More saliently, the joint Washington–Jerusalem deadline for the Lebanese government to complete the disarmament of Hezbollah in southern Lebanon by the end of 2025 came and went without substantially changing the situation on the ground. Iranian efforts to rearm Hezbollah seem to have actually intensified in recent weeks and Israel is threatening to mount a major offensive against Hezbollah in the near future. The Lebanese government promised Israel and Washington that it would clear southern Lebanon of Hezbollah fighters and bases. But the government is afraid of triggering a new civil war and has therefore been lackadaisical in its moves against Hezbollah. Over the year since Israel and Hezbollah agreed to a ceasefire in November 2024, the Jewish State has intermittently attacked Hezbollah positions and personnel and some 400 Hezbollah fighters have been killed. So far, Trump has not restrained Israel. But it appears that in his talks with Netanyahu he vetoed a major Israeli assault for the time being, which leaves the situation along the Israel–Lebanon border precarious. Many of the Israelis who left their border-hugging communities during the Israeli–Hezbollah clashes of 2023–24 have still not returned to their homes.

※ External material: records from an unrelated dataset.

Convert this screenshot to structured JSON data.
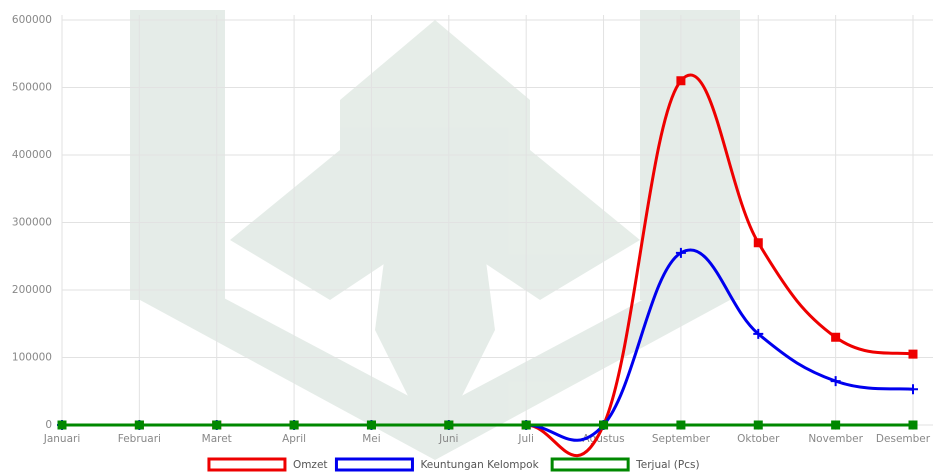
{
  "chart_data": {
    "type": "line",
    "categories": [
      "Januari",
      "Februari",
      "Maret",
      "April",
      "Mei",
      "Juni",
      "Juli",
      "Agustus",
      "September",
      "Oktober",
      "November",
      "Desember"
    ],
    "series": [
      {
        "name": "Omzet",
        "color": "#ee0000",
        "marker": "square",
        "values": [
          0,
          0,
          0,
          0,
          0,
          0,
          0,
          0,
          510000,
          270000,
          130000,
          105000
        ]
      },
      {
        "name": "Keuntungan Kelompok",
        "color": "#0000ee",
        "marker": "cross",
        "values": [
          0,
          0,
          0,
          0,
          0,
          0,
          0,
          0,
          255000,
          135000,
          65000,
          53000
        ]
      },
      {
        "name": "Terjual (Pcs)",
        "color": "#008800",
        "marker": "square",
        "values": [
          0,
          0,
          0,
          0,
          0,
          0,
          0,
          0,
          0,
          0,
          0,
          0
        ]
      }
    ],
    "ylim": [
      0,
      600000
    ],
    "yticks": [
      0,
      100000,
      200000,
      300000,
      400000,
      500000,
      600000
    ],
    "grid": true,
    "legend": "bottom"
  }
}
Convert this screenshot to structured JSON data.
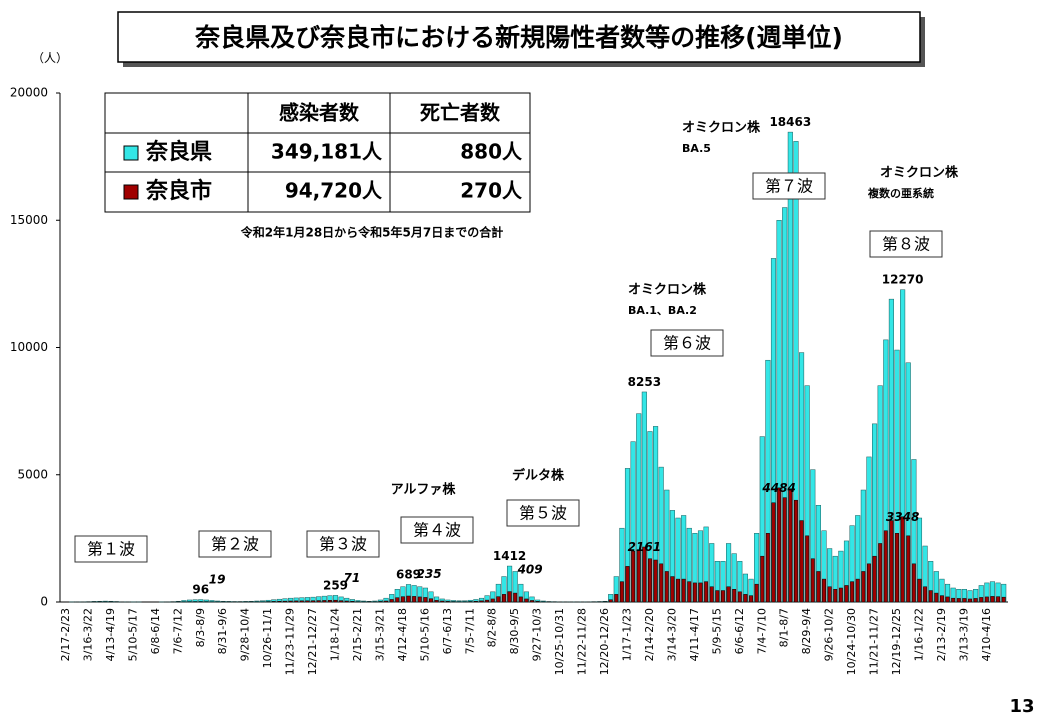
{
  "chart_data": {
    "type": "bar",
    "title": "奈良県及び奈良市における新規陽性者数等の推移(週単位)",
    "y_unit": "（人）",
    "page_number": "13",
    "ylim": [
      0,
      20000
    ],
    "yticks": [
      0,
      5000,
      10000,
      15000,
      20000
    ],
    "grid": false,
    "categories": [
      "2/17-2/23",
      null,
      null,
      null,
      "3/16-3/22",
      null,
      null,
      null,
      "4/13-4/19",
      null,
      null,
      null,
      "5/10-5/17",
      null,
      null,
      null,
      "6/8-6/14",
      null,
      null,
      null,
      "7/6-7/12",
      null,
      null,
      null,
      "8/3-8/9",
      null,
      null,
      null,
      "8/31-9/6",
      null,
      null,
      null,
      "9/28-10/4",
      null,
      null,
      null,
      "10/26-11/1",
      null,
      null,
      null,
      "11/23-11/29",
      null,
      null,
      null,
      "12/21-12/27",
      null,
      null,
      null,
      "1/18-1/24",
      null,
      null,
      null,
      "2/15-2/21",
      null,
      null,
      null,
      "3/15-3/21",
      null,
      null,
      null,
      "4/12-4/18",
      null,
      null,
      null,
      "5/10-5/16",
      null,
      null,
      null,
      "6/7-6/13",
      null,
      null,
      null,
      "7/5-7/11",
      null,
      null,
      null,
      "8/2-8/8",
      null,
      null,
      null,
      "8/30-9/5",
      null,
      null,
      null,
      "9/27-10/3",
      null,
      null,
      null,
      "10/25-10/31",
      null,
      null,
      null,
      "11/22-11/28",
      null,
      null,
      null,
      "12/20-12/26",
      null,
      null,
      null,
      "1/17-1/23",
      null,
      null,
      null,
      "2/14-2/20",
      null,
      null,
      null,
      "3/14-3/20",
      null,
      null,
      null,
      "4/11-4/17",
      null,
      null,
      null,
      "5/9-5/15",
      null,
      null,
      null,
      "6/6-6/12",
      null,
      null,
      null,
      "7/4-7/10",
      null,
      null,
      null,
      "8/1-8/7",
      null,
      null,
      null,
      "8/29-9/4",
      null,
      null,
      null,
      "9/26-10/2",
      null,
      null,
      null,
      "10/24-10/30",
      null,
      null,
      null,
      "11/21-11/27",
      null,
      null,
      null,
      "12/19-12/25",
      null,
      null,
      null,
      "1/16-1/22",
      null,
      null,
      null,
      "2/13-2/19",
      null,
      null,
      null,
      "3/13-3/19",
      null,
      null,
      null,
      "4/10-4/16",
      null,
      null,
      null
    ],
    "series": [
      {
        "name": "奈良県",
        "color": "#33e6e6",
        "values": [
          0,
          2,
          5,
          8,
          15,
          25,
          30,
          35,
          30,
          20,
          10,
          5,
          2,
          1,
          0,
          0,
          0,
          2,
          5,
          15,
          30,
          60,
          80,
          90,
          96,
          80,
          60,
          40,
          30,
          25,
          20,
          20,
          25,
          30,
          40,
          50,
          70,
          90,
          110,
          130,
          150,
          160,
          170,
          180,
          190,
          210,
          230,
          250,
          259,
          200,
          150,
          100,
          60,
          40,
          30,
          40,
          80,
          150,
          300,
          500,
          600,
          689,
          650,
          600,
          550,
          400,
          200,
          120,
          80,
          60,
          50,
          50,
          70,
          100,
          150,
          250,
          400,
          700,
          1000,
          1412,
          1200,
          700,
          400,
          200,
          80,
          40,
          20,
          15,
          10,
          10,
          10,
          10,
          10,
          10,
          15,
          20,
          30,
          300,
          1000,
          2900,
          5250,
          6300,
          7400,
          8253,
          6700,
          6900,
          5300,
          4400,
          3600,
          3300,
          3400,
          2900,
          2700,
          2800,
          2950,
          2300,
          1600,
          1600,
          2300,
          1900,
          1600,
          1100,
          900,
          2700,
          6500,
          9500,
          13500,
          15000,
          15500,
          18463,
          18100,
          9800,
          8500,
          5200,
          3800,
          2800,
          2100,
          1800,
          2000,
          2400,
          3000,
          3400,
          4400,
          5700,
          7000,
          8500,
          10300,
          11900,
          9900,
          12270,
          9400,
          5600,
          3300,
          2200,
          1600,
          1200,
          900,
          700,
          550,
          500,
          500,
          450,
          500,
          650,
          750,
          800,
          750,
          700
        ],
        "value_labels": [
          null,
          null,
          null,
          null,
          null,
          null,
          null,
          null,
          null,
          null,
          null,
          null,
          null,
          null,
          null,
          null,
          null,
          null,
          null,
          null,
          null,
          null,
          null,
          null,
          "96",
          null,
          null,
          null,
          null,
          null,
          null,
          null,
          null,
          null,
          null,
          null,
          null,
          null,
          null,
          null,
          null,
          null,
          null,
          null,
          null,
          null,
          null,
          null,
          "259",
          null,
          null,
          null,
          null,
          null,
          null,
          null,
          null,
          null,
          null,
          null,
          null,
          "689",
          null,
          null,
          null,
          null,
          null,
          null,
          null,
          null,
          null,
          null,
          null,
          null,
          null,
          null,
          null,
          null,
          null,
          "1412",
          null,
          null,
          null,
          null,
          null,
          null,
          null,
          null,
          null,
          null,
          null,
          null,
          null,
          null,
          null,
          null,
          null,
          null,
          null,
          null,
          null,
          null,
          null,
          "8253",
          null,
          null,
          null,
          null,
          null,
          null,
          null,
          null,
          null,
          null,
          null,
          null,
          null,
          null,
          null,
          null,
          null,
          null,
          null,
          null,
          null,
          null,
          null,
          null,
          null,
          "18463",
          null,
          null,
          null,
          null,
          null,
          null,
          null,
          null,
          null,
          null,
          null,
          null,
          null,
          null,
          null,
          null,
          null,
          null,
          null,
          "12270",
          null,
          null,
          null,
          null,
          null,
          null,
          null,
          null,
          null,
          null,
          null,
          null,
          null,
          null,
          null,
          null,
          null,
          null
        ]
      },
      {
        "name": "奈良市",
        "color": "#a00000",
        "values": [
          0,
          0,
          1,
          2,
          4,
          7,
          8,
          10,
          8,
          5,
          3,
          1,
          0,
          0,
          0,
          0,
          0,
          0,
          1,
          4,
          8,
          12,
          15,
          17,
          19,
          16,
          12,
          8,
          6,
          5,
          4,
          4,
          5,
          6,
          10,
          12,
          18,
          24,
          30,
          35,
          40,
          44,
          46,
          48,
          52,
          57,
          62,
          68,
          71,
          54,
          40,
          27,
          16,
          11,
          8,
          11,
          22,
          40,
          100,
          170,
          210,
          235,
          220,
          200,
          180,
          130,
          65,
          40,
          25,
          18,
          15,
          15,
          20,
          30,
          45,
          75,
          120,
          210,
          300,
          409,
          350,
          200,
          120,
          60,
          25,
          12,
          6,
          4,
          3,
          3,
          3,
          3,
          3,
          3,
          4,
          6,
          9,
          90,
          300,
          800,
          1400,
          2000,
          2050,
          2161,
          1700,
          1650,
          1500,
          1200,
          1000,
          900,
          900,
          800,
          750,
          750,
          800,
          600,
          450,
          450,
          600,
          500,
          400,
          300,
          250,
          700,
          1800,
          2700,
          3900,
          4484,
          4100,
          4400,
          4000,
          3200,
          2600,
          1700,
          1200,
          900,
          600,
          500,
          550,
          650,
          800,
          900,
          1200,
          1500,
          1800,
          2300,
          2800,
          3200,
          2700,
          3348,
          2600,
          1500,
          900,
          600,
          450,
          350,
          250,
          200,
          150,
          140,
          140,
          120,
          140,
          180,
          200,
          220,
          210,
          190
        ],
        "value_labels": [
          null,
          null,
          null,
          null,
          null,
          null,
          null,
          null,
          null,
          null,
          null,
          null,
          null,
          null,
          null,
          null,
          null,
          null,
          null,
          null,
          null,
          null,
          null,
          null,
          "19",
          null,
          null,
          null,
          null,
          null,
          null,
          null,
          null,
          null,
          null,
          null,
          null,
          null,
          null,
          null,
          null,
          null,
          null,
          null,
          null,
          null,
          null,
          null,
          "71",
          null,
          null,
          null,
          null,
          null,
          null,
          null,
          null,
          null,
          null,
          null,
          null,
          "235",
          null,
          null,
          null,
          null,
          null,
          null,
          null,
          null,
          null,
          null,
          null,
          null,
          null,
          null,
          null,
          null,
          null,
          "409",
          null,
          null,
          null,
          null,
          null,
          null,
          null,
          null,
          null,
          null,
          null,
          null,
          null,
          null,
          null,
          null,
          null,
          null,
          null,
          null,
          null,
          null,
          null,
          "2161",
          null,
          null,
          null,
          null,
          null,
          null,
          null,
          null,
          null,
          null,
          null,
          null,
          null,
          null,
          null,
          null,
          null,
          null,
          null,
          null,
          null,
          null,
          null,
          "4484",
          null,
          null,
          null,
          null,
          null,
          null,
          null,
          null,
          null,
          null,
          null,
          null,
          null,
          null,
          null,
          null,
          null,
          null,
          null,
          null,
          null,
          "3348",
          null,
          null,
          null,
          null,
          null,
          null,
          null,
          null,
          null,
          null,
          null,
          null,
          null,
          null,
          null,
          null,
          null,
          null
        ]
      }
    ],
    "summary_table": {
      "header": [
        "感染者数",
        "死亡者数"
      ],
      "rows": [
        [
          "349,181人",
          "880人"
        ],
        [
          "94,720人",
          "270人"
        ]
      ],
      "note": "令和2年1月28日から令和5年5月7日までの合計"
    },
    "waves": [
      "第１波",
      "第２波",
      "第３波",
      "第４波",
      "第５波",
      "第６波",
      "第７波",
      "第８波"
    ],
    "variants": [
      [
        "アルファ株"
      ],
      [
        "デルタ株"
      ],
      [
        "オミクロン株",
        "BA.1、BA.2"
      ],
      [
        "オミクロン株",
        "BA.5"
      ],
      [
        "オミクロン株",
        "複数の亜系統"
      ]
    ]
  }
}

Lastly, it appears that at their meetings, Trump urged Netanyahu to clamp down on Israeli settlers’ attacks on Palestinian communities in the West Bank. Settler violence has risen several notches since 7 October 2023, claiming dozens of Palestinian lives and forcing many small Palestinian communities to flee their homes, especially along the southern and eastern flanks of the West Bank. Netanyahu appears to have agreed to a clamp-down, but most Israeli observers doubt that he will actually order the IDF or the police to do anything, as this might imperil his coalition government, which is propped up by extreme right-wing ministers, including the police minister Itamar Ben-Gvir, who support the settlers’ assaults on the Palestinian farmers and shepherds as furthering their strategic goal of ultimately annexing the West Bank. The United States has traditionally opposed such an annexation.

All in all, the Trump–Netanyahu partnership appears to be holding—though the Middle East is so volatile that significant challenges to their unity could arise from any of the region’s hotspots at any moment.